The waking was to both of them, perhaps, somewhat like the continuance of a dream; but Peggy came and threw the light of day upon them, while each fair girl seemed to look at her own picture as she contemplated her pretty bedfellow, and appeared to be exceedingly well pleased by the survey.
It was already late, and Agnes, rapidly as she was learning to love her companion, did not linger at her toilet, but leaving Nora, with a hasty kiss, to the care of Peggy, she hastened to the breakfast-table, and made aunt Betsy's heart glad, by telling her at last, that she expected Colonel Hubert would call about eleven o'clock, and that if she did not think it wrong, she should like to speak to him for a few minutes alone.
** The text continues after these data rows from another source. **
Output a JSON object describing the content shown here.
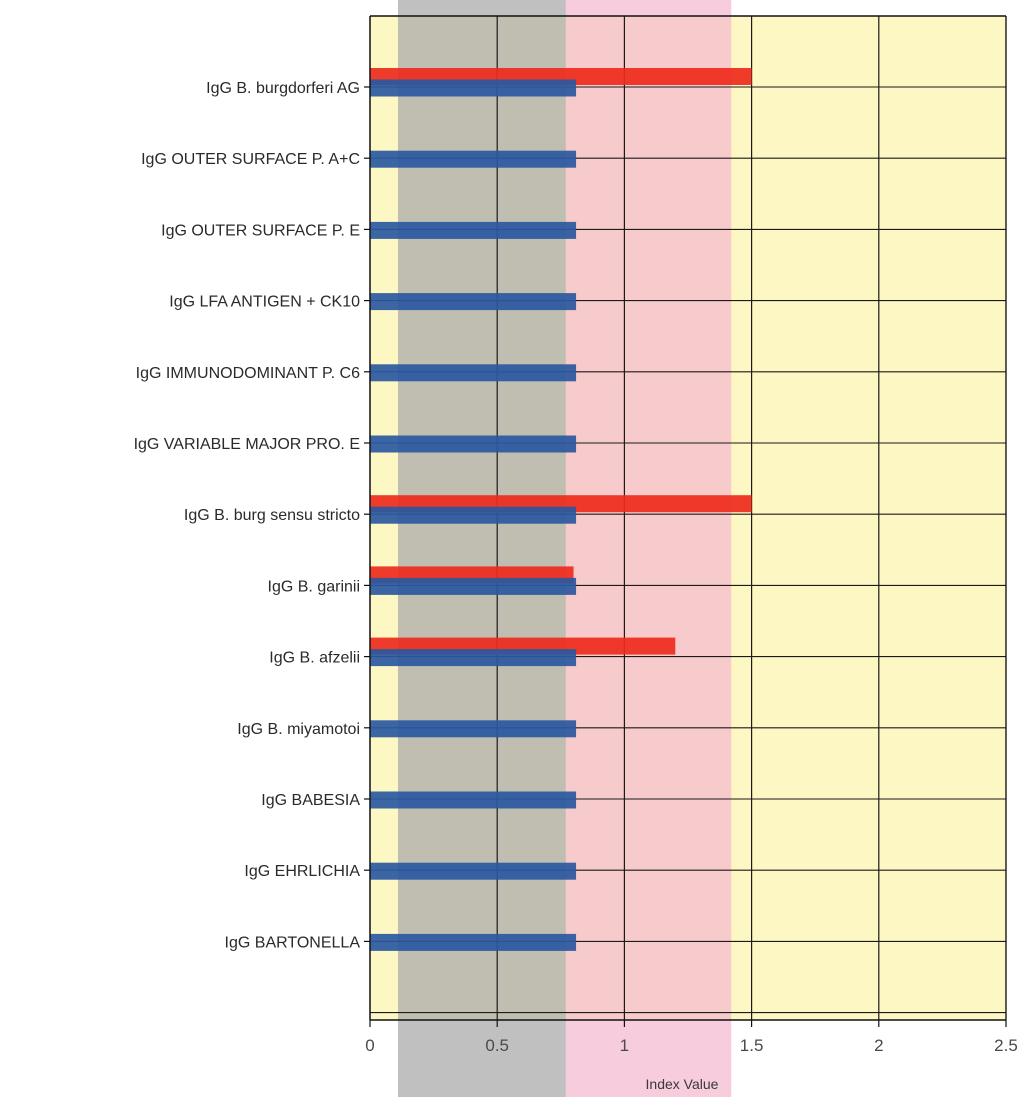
{
  "chart_data": {
    "type": "bar",
    "orientation": "horizontal",
    "categories": [
      "IgG B. burgdorferi AG",
      "IgG OUTER SURFACE P. A+C",
      "IgG OUTER SURFACE P. E",
      "IgG LFA ANTIGEN + CK10",
      "IgG IMMUNODOMINANT P. C6",
      "IgG VARIABLE MAJOR PRO. E",
      "IgG B. burg sensu stricto",
      "IgG B. garinii",
      "IgG B. afzelii",
      "IgG B. miyamotoi",
      "IgG BABESIA",
      "IgG EHRLICHIA",
      "IgG BARTONELLA"
    ],
    "series": [
      {
        "color": "#ee2a1c",
        "values": [
          1.5,
          null,
          null,
          null,
          null,
          null,
          1.5,
          0.8,
          1.2,
          null,
          null,
          null,
          null
        ]
      },
      {
        "color": "#2a58a0",
        "values": [
          0.81,
          0.81,
          0.81,
          0.81,
          0.81,
          0.81,
          0.81,
          0.81,
          0.81,
          0.81,
          0.81,
          0.81,
          0.81
        ]
      }
    ],
    "bands": [
      {
        "from": 0.11,
        "to": 0.77,
        "color": "#a8a8a8"
      },
      {
        "from": 0.77,
        "to": 1.42,
        "color": "#f4b9cf"
      }
    ],
    "plot_background": "#fdf7c4",
    "xlim": [
      0,
      2.5
    ],
    "xticks": [
      0,
      0.5,
      1,
      1.5,
      2,
      2.5
    ],
    "xtick_labels": [
      "0",
      "0.5",
      "1",
      "1.5",
      "2",
      "2.5"
    ],
    "xlabel": "Index Value",
    "ylabel": "",
    "title": "",
    "grid": true,
    "legend": "none"
  }
}
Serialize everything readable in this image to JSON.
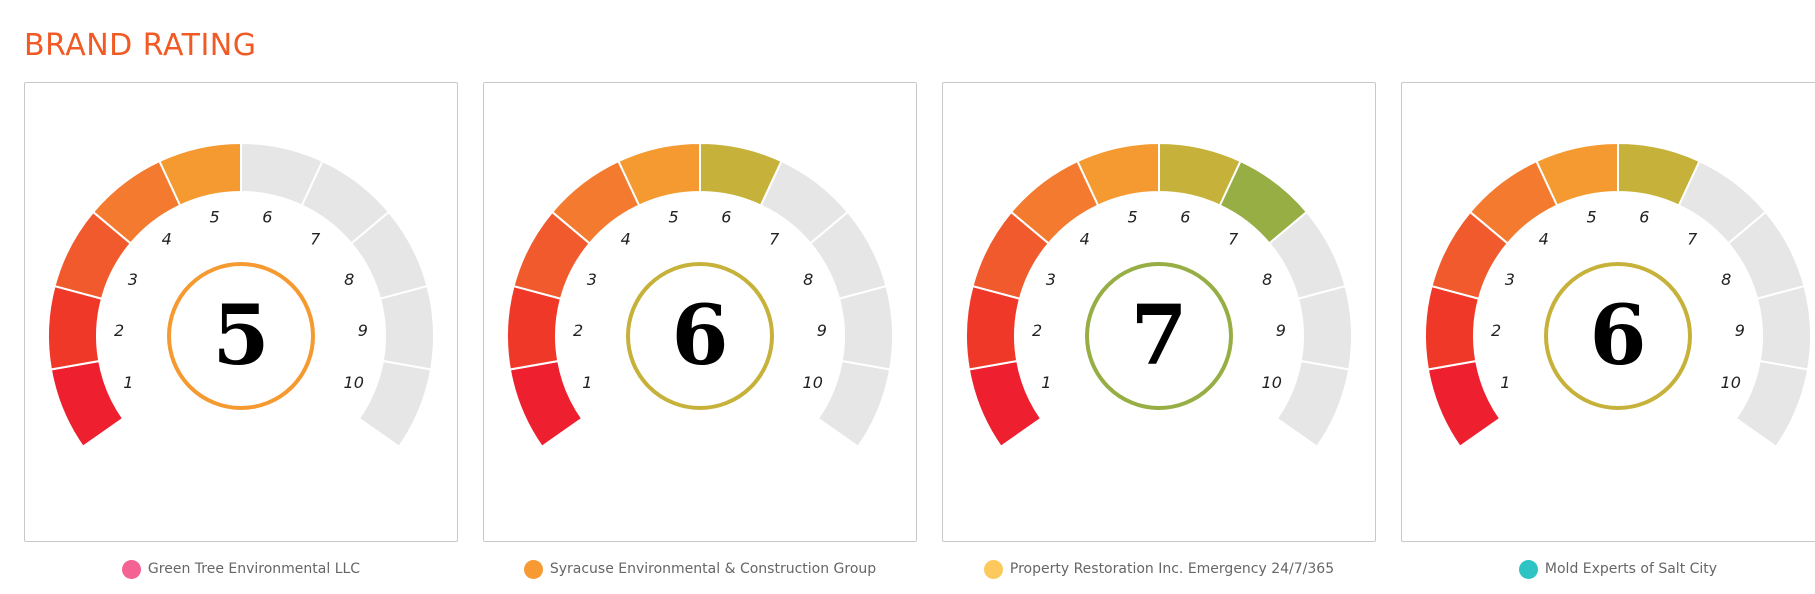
{
  "page": {
    "title": "BRAND RATING"
  },
  "scale": {
    "labels": [
      "1",
      "2",
      "3",
      "4",
      "5",
      "6",
      "7",
      "8",
      "9",
      "10"
    ],
    "segment_colors": [
      "#ee1f2f",
      "#f03828",
      "#f05a2c",
      "#f37a2e",
      "#f59a30",
      "#c6b23a",
      "#96ae44",
      "#6aa14a",
      "#4e9648",
      "#3a8a44"
    ],
    "inactive_color": "#e6e6e6"
  },
  "cards": [
    {
      "score": 5,
      "score_text": "5",
      "ring_color": "#f59a30",
      "brand": "Green Tree Environmental LLC",
      "dot_color": "#f36293"
    },
    {
      "score": 6,
      "score_text": "6",
      "ring_color": "#c6b23a",
      "brand": "Syracuse Environmental & Construction Group",
      "dot_color": "#f79a34"
    },
    {
      "score": 7,
      "score_text": "7",
      "ring_color": "#96ae44",
      "brand": "Property Restoration Inc. Emergency 24/7/365",
      "dot_color": "#fdc95d"
    },
    {
      "score": 6,
      "score_text": "6",
      "ring_color": "#c6b23a",
      "brand": "Mold Experts of Salt City",
      "dot_color": "#2ec4c4"
    }
  ]
}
"Wrong, my child!" exclaimed Miss Compton; "why, I never in my life read a work painting the manners of the age, in which I did not find interviews, sometimes occurring three or four times in a day, entirely tête-à-tête, between the parties."
"Then I may go into the back drawing-room presently ... may I, aunt Betsy?... And perhaps you would tell William...."
"Yes, yes, my dear, I'll tell him everything.... But eat some breakfast, Agnes, or I am sure you will not be able to talk.... I suppose it is about your new sister, and your father, and all that, that you want to speak to him."
"There are many things, aunt Betsy.... But, good heavens! there is a knock.... Will it not look very odd for you to send him in to me?"
Without waiting to give an answer, the agile old lady intercepted William's approach to the door in time to give the order she wished; and in two minutes more Colonel Hubert was ushered into a room where the happy but blushing Agnes was alone.